I thought it over, trying to round up all my free-range thoughts. “I suppose they find it useful to track people doing research in, you know, longevity, and those in the forefront merit special attention. A wife, maybe, to keep tabs on them, report on progress, work them if need be.” I frowned. “But I’m not clear on one thing. How do they program you?”
“They don’t, not that way,” she said. “I’m an orphan. They found me in Budapest.” She pronounced it Booda-pesht.
“What about the parents you introduced to Rob and me?”
She shook her head.
“They’re Silk, too? Wow. Must be pretty widespread.”
“Bigger than you want to imagine,” she said.
The evening was getting on nicely. The air, easily a hundred degrees in the late afternoon, was now cooling into the low eighties. We were having a very nice chat.
The man in gray must have been sweltering in the Toyota, but he didn’t move.
“Could you take me back into our room and rub me some more?”
“You don’t need it,” she said.
“Why don’t the bacteria affect you the same way?”

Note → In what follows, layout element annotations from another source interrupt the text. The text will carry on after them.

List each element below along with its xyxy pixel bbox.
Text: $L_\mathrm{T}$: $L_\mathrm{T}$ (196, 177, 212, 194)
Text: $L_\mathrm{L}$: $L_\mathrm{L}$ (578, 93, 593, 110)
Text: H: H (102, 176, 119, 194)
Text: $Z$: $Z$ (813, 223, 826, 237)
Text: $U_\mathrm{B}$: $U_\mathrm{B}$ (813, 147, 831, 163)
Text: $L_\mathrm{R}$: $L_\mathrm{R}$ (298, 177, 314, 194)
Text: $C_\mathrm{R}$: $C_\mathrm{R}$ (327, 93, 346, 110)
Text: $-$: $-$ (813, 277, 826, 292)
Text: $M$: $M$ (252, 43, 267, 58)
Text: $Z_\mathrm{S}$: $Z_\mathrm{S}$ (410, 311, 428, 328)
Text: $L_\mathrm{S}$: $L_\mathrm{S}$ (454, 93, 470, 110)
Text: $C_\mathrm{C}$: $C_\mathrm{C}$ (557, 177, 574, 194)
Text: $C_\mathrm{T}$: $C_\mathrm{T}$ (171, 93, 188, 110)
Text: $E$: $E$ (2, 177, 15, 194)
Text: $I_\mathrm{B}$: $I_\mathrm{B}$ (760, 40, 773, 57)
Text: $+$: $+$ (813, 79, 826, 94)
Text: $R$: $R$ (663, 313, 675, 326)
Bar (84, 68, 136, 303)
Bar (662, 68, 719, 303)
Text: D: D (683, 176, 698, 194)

“I carry cultures tailored to make Rob happy,” she said. “What he was doing, his research, blocked some of their effects, and after a while he got suspicious. He wouldn’t make love anymore. Then he left me.”
“You really are very, very attractive.”
“In a few more hours, you’ll want to be around me all the time, like a lover or a wife,” Lissa said.
“Puppy obsession,” I said.
“Don’t get me wrong. I will let you die.”
“I don’t doubt it for a moment.”
“Don’t think you’re James Bond and I’m going to fall in love with you, too.”
“I won’t think that, I promise. Not if it makes you unhappy.”
She got up and took my face in her hands. “You aren’t half the man your brother was. I won’t be sad when you die.”
“You had to be in love with Rob to do your job convincingly,” I said.
“It was something like love,” Lissa said.
“Maybe you inspired him,” I said.
“You each had half the secret, but you never put the two halves together,” she said. “You were stupid, quarreling brothers. It’s a nasty little secret, anyway, you know? You have no idea how nasty.”